I settant’anni di Eric Clapton
È tra i grandi del rock - Video

Di quella straordinaria generazione di chitarristi inglesi nati nella prima metà degli anni '40, che ha posto le basi del rock moderno fondando di fatto la figura del «guitar hero», Eric Clapton, che proprio oggi, lunedì 30 marzo, compirà 70 anni, è forse l'unico riuscito a raggiungere uno status di concertista al di sopra di ogni categoria.

La naturalezza con cui Clapton passa dall'adorato blues di Robert Johnson alla musica indiana di Ravi Shankar (come accaduto per il concerto omaggio al suo grande amico George Harrison) al jazz con Wynton Marsalis senza mai perdere nulla della sua naturalezza e della sua comunicativa ha pochi eguali.

Clapton, che celebra i suoi 70 anni con la pubblicazione con «Forever Man», un cofanetto antologico con 51 tracce che coprono 30 anni di carriera, è una leggenda ma è riuscito a mantenere una grande freschezza di idee anche se, nel giugno 2014, ha dichiarato da Uncut di essere stanco dei viaggi e dei ritmi delle tournée.

«Ci sono un sacco di cose che vorrei ancora fare, ma sto pensando anche alla pensione. Penso di potermi permettere ancora di registrare ma non voglio diventare imbarazzante sul palco - ha detto - la mia vera battaglia sono i viaggi se potessi solo suonare nei paraggi, potrei anche andare avanti».

Se prendesse questa decisione sarebbe veramente un peccato perché ha raggiunto un livello che trascende la sua storia ed è diventato anche un cantante impeccabile. A ben vedere, la sua è la storia di un individualista insofferente alla vita nella band che ha alle spalle esperienza decisive per l'evoluzione del rock: l'inizio folgorante con i Bluesbreakes di John Mayall (il mai troppo lodato mentore della storia del rock blues inglese), gli Yardbirds, la gloriosa quanto tempestosa vicenda con i Cream, la prima super band della storia, i Blind Faith, Delaney & Bonnie, Derek & The Dominos (dove incontrò Duane Allman) sono tutte esperienze durate poco.

Non è un mica un caso che rispose no all'offerta di entrare nei Beatles quando Harrison se n'era andato: era troppo amico di George (che nel frattempo era rientrato) e, come racconta lui stesso in uno degli splendidi Dvd «Beatles Anthology» non era fatto per suonare in una band. Però non molto tempo dopo accettò di far parte del gruppo che suona nel primo album della Plastic Ono Band di John Lennon e Yoko Ono.

Al pari dei suoi colleghi coetanei, anche lui ha alle spalle qualche disastro esistenziale: la scoperta di essere stato cresciuto dai nonni e non dai genitori, che quella che era accanto a lui era la madre e non la sorella, il padre mai conosciuto, la droga e l'alcolismo che l'avevano praticamente portato lontano dalla musica, il rimorso di essersi innamorato della moglie di George Harrison (proprio questa vicenda ha ispirato «Layla», uno dei suoi capolavori).

Da tutto questo ne è uscito felicemente imboccando la strada che lo ha portato fino ai nostri giorni, passando anche per la tragedia della morte assurda di Connor, il figlio avuto da Lori Del Santo, precipitato dalla finestra di un grattacielo.

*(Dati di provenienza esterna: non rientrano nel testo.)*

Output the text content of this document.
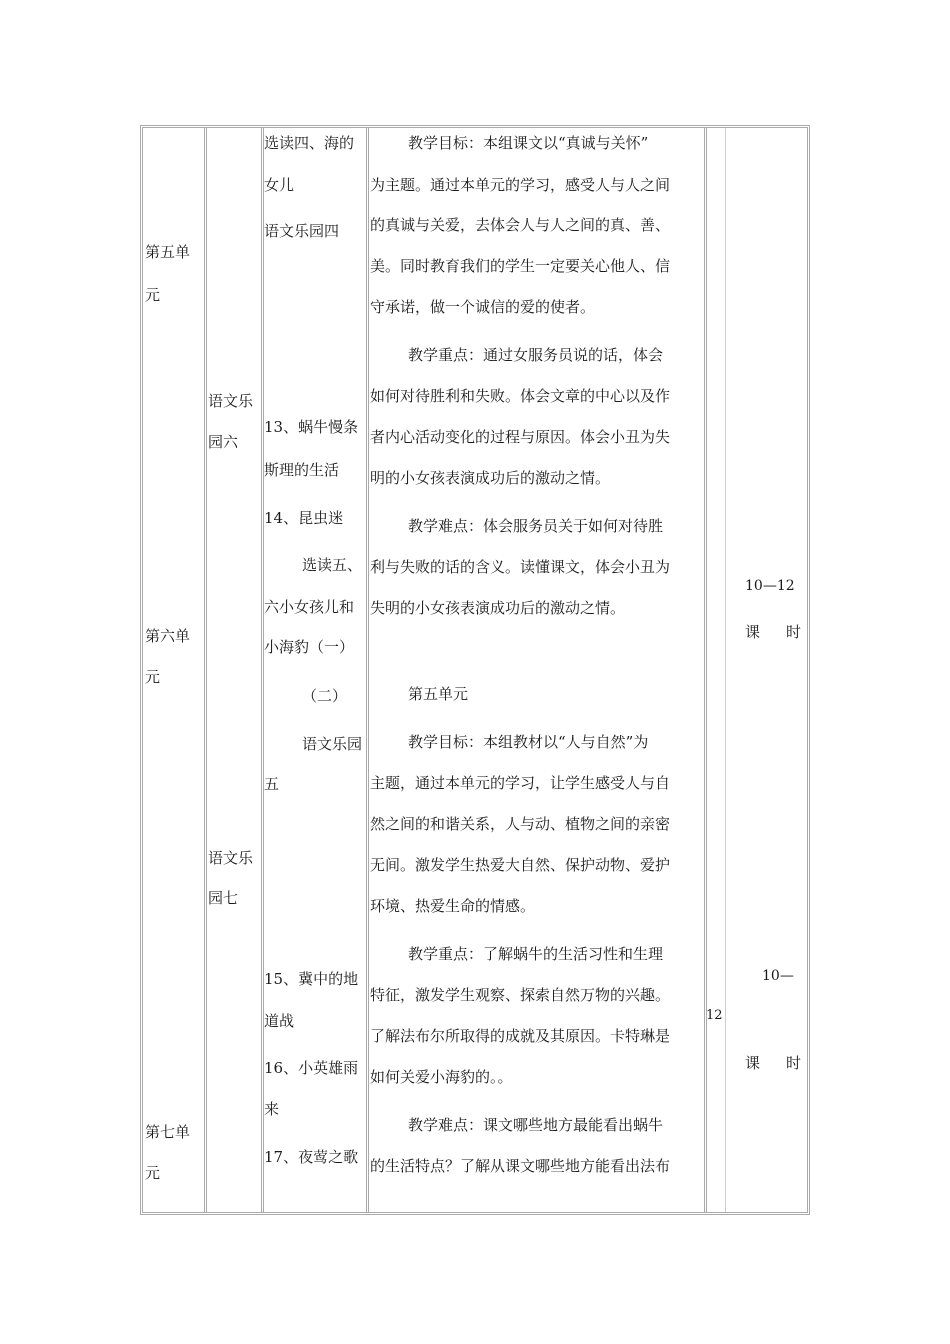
第五单
元
第六单
元
第七单
元
语文乐
园六
语文乐
园七
选读四、海的
女儿
语文乐园四
13、蜗牛慢条
斯理的生活
14、昆虫迷
选读五、
六小女孩儿和
小海豹（一）
（二）
语文乐园
五
15、冀中的地
道战
16、小英雄雨
来
17、夜莺之歌
教学目标：本组课文以“真诚与关怀”
为主题。通过本单元的学习，感受人与人之间
的真诚与关爱，去体会人与人之间的真、善、
美。同时教育我们的学生一定要关心他人、信
守承诺，做一个诚信的爱的使者。
教学重点：通过女服务员说的话，体会
如何对待胜利和失败。体会文章的中心以及作
者内心活动变化的过程与原因。体会小丑为失
明的小女孩表演成功后的激动之情。
教学难点：体会服务员关于如何对待胜
利与失败的话的含义。读懂课文，体会小丑为
失明的小女孩表演成功后的激动之情。
第五单元
教学目标：本组教材以“人与自然”为
主题，通过本单元的学习，让学生感受人与自
然之间的和谐关系，人与动、植物之间的亲密
无间。激发学生热爱大自然、保护动物、爱护
环境、热爱生命的情感。
教学重点：了解蜗牛的生活习性和生理
特征，激发学生观察、探索自然万物的兴趣。
了解法布尔所取得的成就及其原因。卡特琳是
如何关爱小海豹的。。
教学难点：课文哪些地方最能看出蜗牛
的生活特点？了解从课文哪些地方能看出法布
12
10—12
课 时
10—
课 时
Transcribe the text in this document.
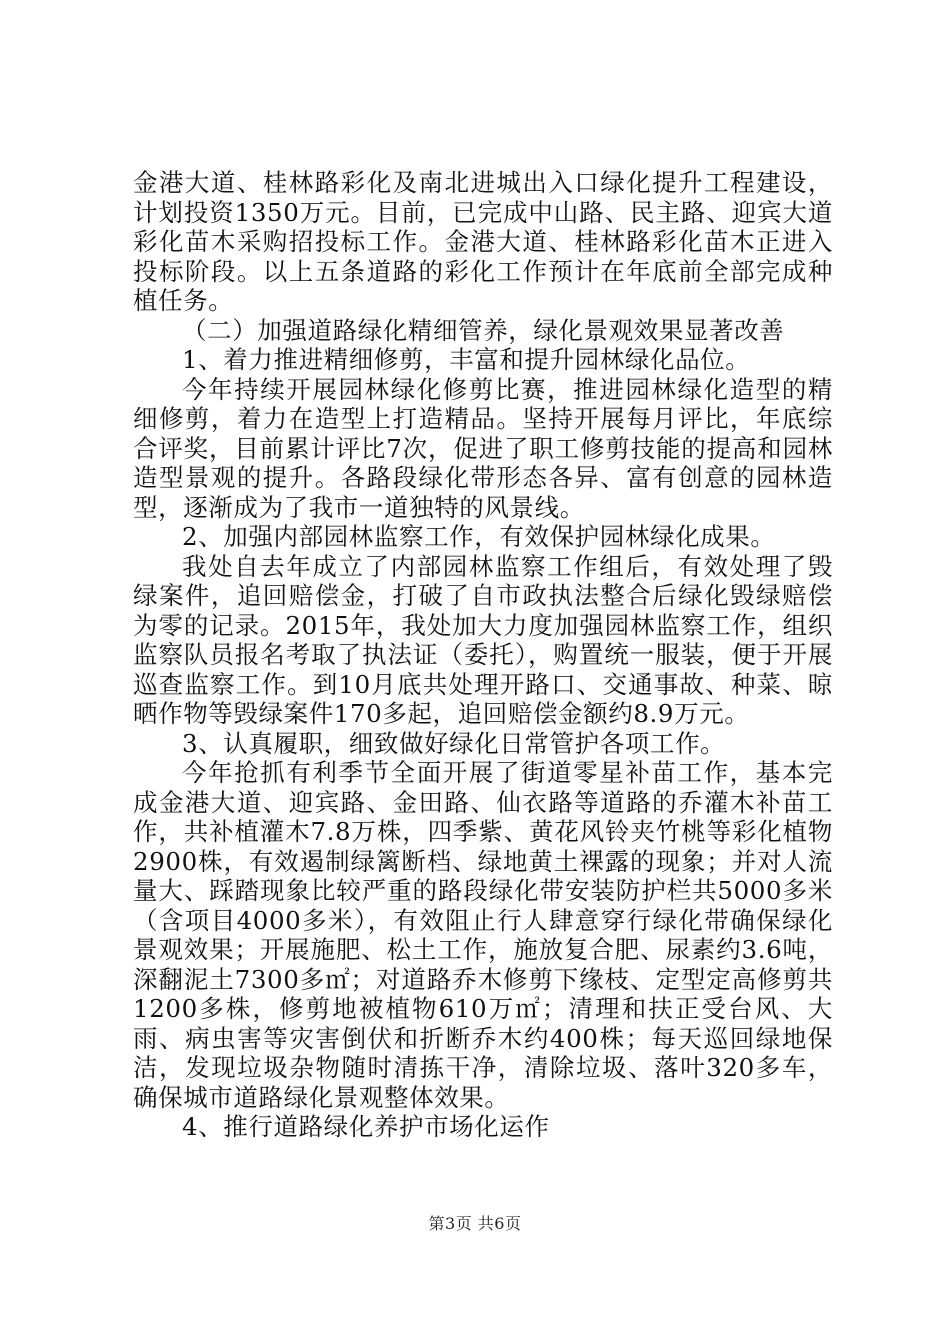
金港大道、桂林路彩化及南北进城出入口绿化提升工程建设，计划投资1350万元。目前，已完成中山路、民主路、迎宾大道彩化苗木采购招投标工作。金港大道、桂林路彩化苗木正进入投标阶段。以上五条道路的彩化工作预计在年底前全部完成种植任务。

（二）加强道路绿化精细管养，绿化景观效果显著改善

1、着力推进精细修剪，丰富和提升园林绿化品位。

今年持续开展园林绿化修剪比赛，推进园林绿化造型的精细修剪，着力在造型上打造精品。坚持开展每月评比，年底综合评奖，目前累计评比7次，促进了职工修剪技能的提高和园林造型景观的提升。各路段绿化带形态各异、富有创意的园林造型，逐渐成为了我市一道独特的风景线。

2、加强内部园林监察工作，有效保护园林绿化成果。

我处自去年成立了内部园林监察工作组后，有效处理了毁绿案件，追回赔偿金，打破了自市政执法整合后绿化毁绿赔偿为零的记录。2015年，我处加大力度加强园林监察工作，组织监察队员报名考取了执法证（委托），购置统一服装，便于开展巡查监察工作。到10月底共处理开路口、交通事故、种菜、晾晒作物等毁绿案件170多起，追回赔偿金额约8.9万元。

3、认真履职，细致做好绿化日常管护各项工作。

今年抢抓有利季节全面开展了街道零星补苗工作，基本完成金港大道、迎宾路、金田路、仙衣路等道路的乔灌木补苗工作，共补植灌木7.8万株，四季紫、黄花风铃夹竹桃等彩化植物2900株，有效遏制绿篱断档、绿地黄土裸露的现象；并对人流量大、踩踏现象比较严重的路段绿化带安装防护栏共5000多米（含项目4000多米），有效阻止行人肆意穿行绿化带确保绿化景观效果；开展施肥、松土工作，施放复合肥、尿素约3.6吨，深翻泥土7300多㎡；对道路乔木修剪下缘枝、定型定高修剪共1200多株，修剪地被植物610万㎡；清理和扶正受台风、大雨、病虫害等灾害倒伏和折断乔木约400株；每天巡回绿地保洁，发现垃圾杂物随时清拣干净，清除垃圾、落叶320多车，确保城市道路绿化景观整体效果。

4、推行道路绿化养护市场化运作

第3页 共6页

Da quella esperienza è scaturito «Tears In Heaven», uno dei titoli più famosi del suo repertorio. Nel frattempo ad Antigua ha fondato una clinica per il rehab chiamata Crossroads, come il capolavoro di Robert Johnson e il festival che ogni anno organizza chiamando i migliori chitarristi del pianeta.

A quel festival ha invitato anche il suo amico Pino Daniele, cui ha dedicato un brano, «Pino 5», in occasione della morte del musicista napoletano. Nonostante si fossero lasciati a colpi di minacce di morte, ha vissuto in modo serafico la reunion dei Cream (certamente Ginger Baker e Jack Bruce ne avevano più bisogno di lui) per quattro concerti nel 2005 alla Royal Albert Hall di Londra.

Lo chiamano da sempre «Slowhand» per la fluidità dello stile e la chiarezza del fraseggio, il suo nome è da decenni un sinonimo di chitarrista virtuoso, il suo aplomb così British e la sua musica sono quanto di più lontano dall'idea di pensione si possa immaginare.